Inter’s most important game from the last twenty years was neither the 3-1 win over Barcelona, nor was it the Champions League final against Bayern Munich. Instead, the most important match took place in Kiev’s freezing-cold temperatures on November 4th 2009, with Inter trailing 1-0 and consequently on the brink of exiting Europe. With Mourinho then in charge, he decided to risk everything in the second half. Fortunately, the Nerazzurri successfully staged a successful comeback in the final five minutes and eventually progressed to the next round. Throughout the second half of that game, the only true defender on the pitch for Inter was Lucio. The Brazilian won every single tackle and basically led the defence by himself, as the rest of the team sought to attack. Milito and Sneijder both got on the score sheet, but everyone agreed that the man of the match was Lucio.
Inter’s treble began to take shape on that cold night in Kiev and there was no doubt that the team’s strength had its roots in their defence, which was built upon the foundations of Samuel and Lucio. Many think this was the best central defensive pairing in Inter’s history. Another highlight from that legendary season, and one that is fondly remembered by the fans, was the man-marking conducted on Drogba during the Champions League Round of 16. Nevertheless, Lucio was not just the classic defender with all grit and no technique – he was capable of picking out some great long-range passes, while he also often pushed forward to trigger the start of team attacks. His nickname “O Cavalo” came from his famous runs down the pitch. This vagrant tendency often frustrated his coaches, who more often than not wanted him to stick to his tactical and defensive duties. Legend has it that Lucio and Josè Mourinho finally came to an acceptable compromise.

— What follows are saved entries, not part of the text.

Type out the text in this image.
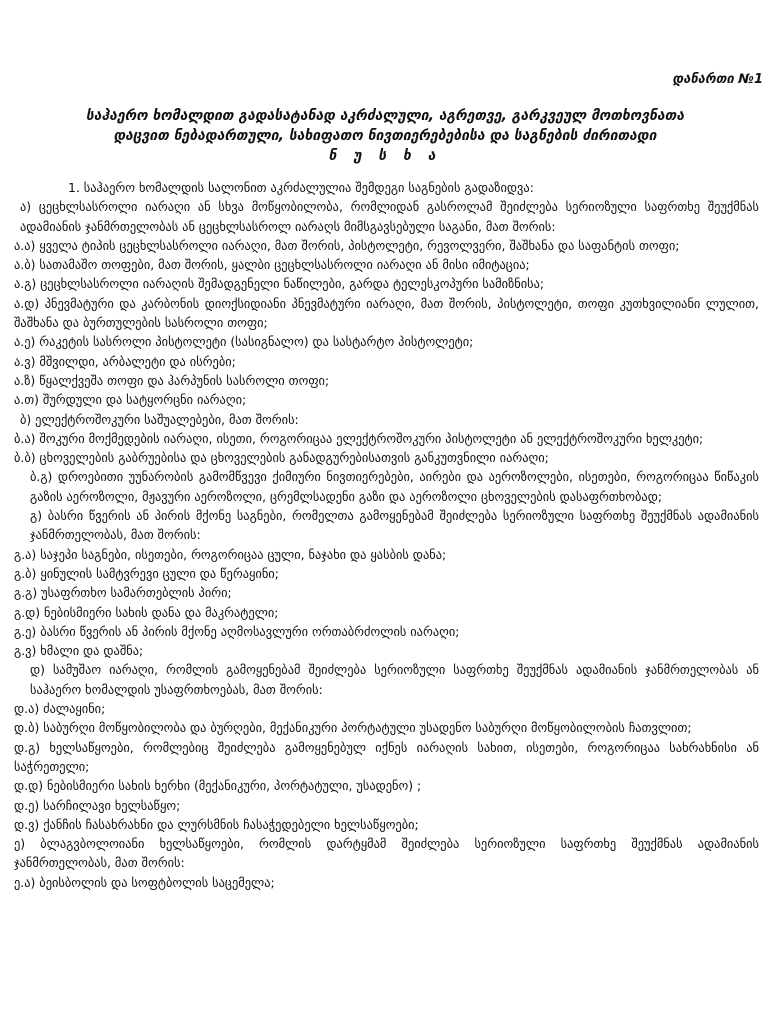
დანართი №1
საჰაერო ხომალდით გადასატანად აკრძალული, აგრეთვე, გარკვეულ მოთხოვნათა
დაცვით ნებადართული, სახიფათო ნივთიერებებისა და საგნების ძირითადი
ნ უ ს ხ ა

1. საჰაერო ხომალდის სალონით აკრძალულია შემდეგი საგნების გადაზიდვა:

ა) ცეცხლსასროლი იარაღი ან სხვა მოწყობილობა, რომლიდან გასროლამ შეიძლება სერიოზული საფრთხე შეუქმნას ადამიანის ჯანმრთელობას ან ცეცხლსასროლ იარაღს მიმსგავსებული საგანი, მათ შორის:

ა.ა) ყველა ტიპის ცეცხლსასროლი იარაღი, მათ შორის, პისტოლეტი, რევოლვერი, შაშხანა და საფანტის თოფი;

ა.ბ) სათამაშო თოფები, მათ შორის, ყალბი ცეცხლსასროლი იარაღი ან მისი იმიტაცია;

ა.გ) ცეცხლსასროლი იარაღის შემადგენელი ნაწილები, გარდა ტელესკოპური სამიზნისა;

ა.დ) პნევმატური და კარბონის დიოქსიდიანი პნევმატური იარაღი, მათ შორის, პისტოლეტი, თოფი კუთხვილიანი ლულით, შაშხანა და ბურთულების სასროლი თოფი;

ა.ე) რაკეტის სასროლი პისტოლეტი (სასიგნალო) და სასტარტო პისტოლეტი;

ა.ვ) მშვილდი, არბალეტი და ისრები;

ა.ზ) წყალქვეშა თოფი და ჰარპუნის სასროლი თოფი;

ა.თ) შურდული და სატყორცნი იარაღი;

ბ) ელექტროშოკური საშუალებები, მათ შორის:

ბ.ა) შოკური მოქმედების იარაღი, ისეთი, როგორიცაა ელექტროშოკური პისტოლეტი ან ელექტროშოკური ხელკეტი;

ბ.ბ) ცხოველების გაბრუებისა და ცხოველების განადგურებისათვის განკუთვნილი იარაღი;

ბ.გ) დროებითი უუნარობის გამომწვევი ქიმიური ნივთიერებები, აირები და აეროზოლები, ისეთები, როგორიცაა წიწაკის გაზის აეროზოლი, მჟავური აეროზოლი, ცრემლსადენი გაზი და აეროზოლი ცხოველების დასაფრთხობად;

გ) ბასრი წვერის ან პირის მქონე საგნები, რომელთა გამოყენებამ შეიძლება სერიოზული საფრთხე შეუქმნას ადამიანის ჯანმრთელობას, მათ შორის:

გ.ა) საჯეპი საგნები, ისეთები, როგორიცაა ცული, ნაჯახი და ყასბის დანა;

გ.ბ) ყინულის სამტვრევი ცული და წერაყინი;

გ.გ) უსაფრთხო სამართებლის პირი;

გ.დ) ნებისმიერი სახის დანა და მაკრატელი;

გ.ე) ბასრი წვერის ან პირის მქონე აღმოსავლური ორთაბრძოლის იარაღი;

გ.ვ) ხმალი და დაშნა;

დ) სამუშაო იარაღი, რომლის გამოყენებამ შეიძლება სერიოზული საფრთხე შეუქმნას ადამიანის ჯანმრთელობას ან საჰაერო ხომალდის უსაფრთხოებას, მათ შორის:

დ.ა) ძალაყინი;

დ.ბ) საბურღი მოწყობილობა და ბურღები, მექანიკური პორტატული უსადენო საბურღი მოწყობილობის ჩათვლით;

დ.გ) ხელსაწყოები, რომლებიც შეიძლება გამოყენებულ იქნეს იარაღის სახით, ისეთები, როგორიცაა სახრახნისი ან საჭრეთელი;

დ.დ) ნებისმიერი სახის ხერხი (მექანიკური, პორტატული, უსადენო) ;

დ.ე) სარჩილავი ხელსაწყო;

დ.ვ) ქანჩის ჩასახრახნი და ლურსმნის ჩასაჭედებელი ხელსაწყოები;

ე) ბლაგვბოლოიანი ხელსაწყოები, რომლის დარტყმამ შეიძლება სერიოზული საფრთხე შეუქმნას ადამიანის ჯანმრთელობას, მათ შორის:

ე.ა) ბეისბოლის და სოფტბოლის საცემელა;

After spending nine seasons in Germany, featuring for both Bayer Leverkusen and Bayern Munich, Lucio came to the city of Milan in 2009. He went on to spend three seasons with Inter and became a key starter for the entirety of this period. However, it was for his first Nerazzurri campaign that he is most fondly remembered, as he became one of the heroes from the Treble and deservedly wrote his name into Inter’s history books.